We became best friends in the intense way of young men allocating their preferences within a vast marketplace.

  ‘That ratty is filthy,’ he said. ‘I respect it.’

  ‘It’s part of my religious beliefs.’

  ‘Boganism?’

  Before we got our ID photos taken, the assistant principal ruthlessly amputated my rat’s tail with scissors from the science lab. It was an emphatically bad omen. My hard-fought status as a footy jock was short-lived. I had a hundred fresh potential contenders, and most of them had spent the summer profiting from puberty.

  ‘Hey, pretty boy,’ shouted Mr Canning, who’d coached Steven at the height of his schoolboy stardom. ‘Didn’t your brother teach you how to hit with your shoulders?’

  After the trials, my name was recited in the Cs rather than the As with Big Red, Nick and Tim. I ambushed Mr Canning outside his office. ‘I had a bad day,’ I said. ‘I just need another go.’

  ‘Look,’ he said. ‘You’ve got great ball skills. But you’re slower than a stoned snail.’

  At the end of that season, I decided to retire from rugby league, a jaded, failed athlete at thirteen. I directed all of my sporting ambitions into eight-ball. My father and I entered a team with two Papua New Guineans from the Oakey Meatworks.

  My anti-marijuana father would drive home after drinking eight or nine Scotch and Cokes in a white Ford Falcon ute with red personalised number plates: TOM. ‘I’m sober as a judge,’ he’d say.
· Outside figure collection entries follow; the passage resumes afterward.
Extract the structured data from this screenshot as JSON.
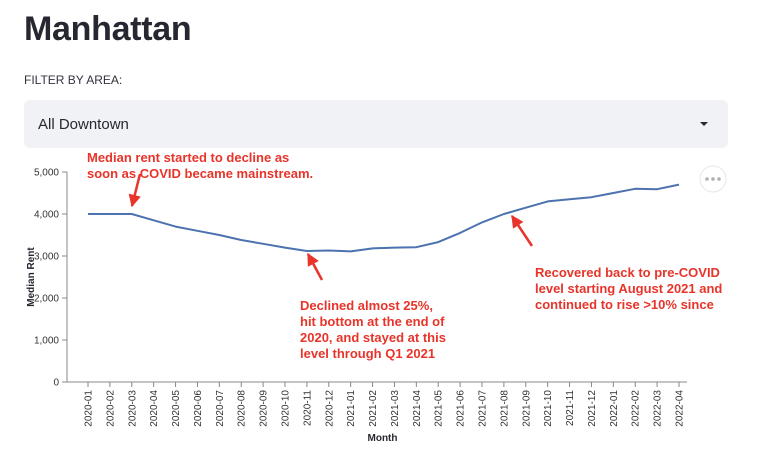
{
  "page": {
    "title": "Manhattan",
    "filter_label": "FILTER BY AREA:"
  },
  "filter": {
    "selected": "All Downtown"
  },
  "icons": {
    "select_caret": "caret-down-icon",
    "chart_menu": "more-horizontal-icon"
  },
  "colors": {
    "line": "#4c72b0",
    "annotation": "#e8342a",
    "select_bg": "#f0f2f6"
  },
  "chart_data": {
    "type": "line",
    "xlabel": "Month",
    "ylabel": "Median Rent",
    "ylim": [
      0,
      5000
    ],
    "yticks": [
      0,
      1000,
      2000,
      3000,
      4000,
      5000
    ],
    "ytick_labels": [
      "0",
      "1,000",
      "2,000",
      "3,000",
      "4,000",
      "5,000"
    ],
    "grid": false,
    "categories": [
      "2020-01",
      "2020-02",
      "2020-03",
      "2020-04",
      "2020-05",
      "2020-06",
      "2020-07",
      "2020-08",
      "2020-09",
      "2020-10",
      "2020-11",
      "2020-12",
      "2021-01",
      "2021-02",
      "2021-03",
      "2021-04",
      "2021-05",
      "2021-06",
      "2021-07",
      "2021-08",
      "2021-09",
      "2021-10",
      "2021-11",
      "2021-12",
      "2022-01",
      "2022-02",
      "2022-03",
      "2022-04"
    ],
    "series": [
      {
        "values": [
          4000,
          4000,
          4000,
          3850,
          3700,
          3600,
          3500,
          3380,
          3290,
          3200,
          3120,
          3130,
          3110,
          3180,
          3200,
          3210,
          3330,
          3550,
          3800,
          4000,
          4150,
          4300,
          4350,
          4400,
          4500,
          4600,
          4590,
          4700
        ]
      }
    ],
    "annotations": [
      {
        "lines": [
          "Median rent started to decline as",
          "soon as COVID became mainstream."
        ],
        "points_to": "2020-03"
      },
      {
        "lines": [
          "Declined almost 25%,",
          "hit bottom at the end of",
          "2020, and stayed at this",
          "level through Q1 2021"
        ],
        "points_to": "2020-11"
      },
      {
        "lines": [
          "Recovered back to pre-COVID",
          "level starting August 2021 and",
          "continued to rise >10% since"
        ],
        "points_to": "2021-08"
      }
    ]
  }
}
  The grand final was on home turf at the Metropole. I secretly slipped half a nip of vodka into my orange juice as a nerve relaxant. Liquor made a worryguts unbeatable.

  Dad – the team captain – nominated me for the tiebreaker. I fell behind off the break but clawed back onto the black. The opponent snookered me. I chalked the tip of the cue three times and hit the white ball on the top right to make it spin left off the cush. The white skewed through a thin slit past two smalls. The black dropped in the hole and filled the chip in my soul.

  ‘Go you good thing!’ said Dad, clapping theatrically.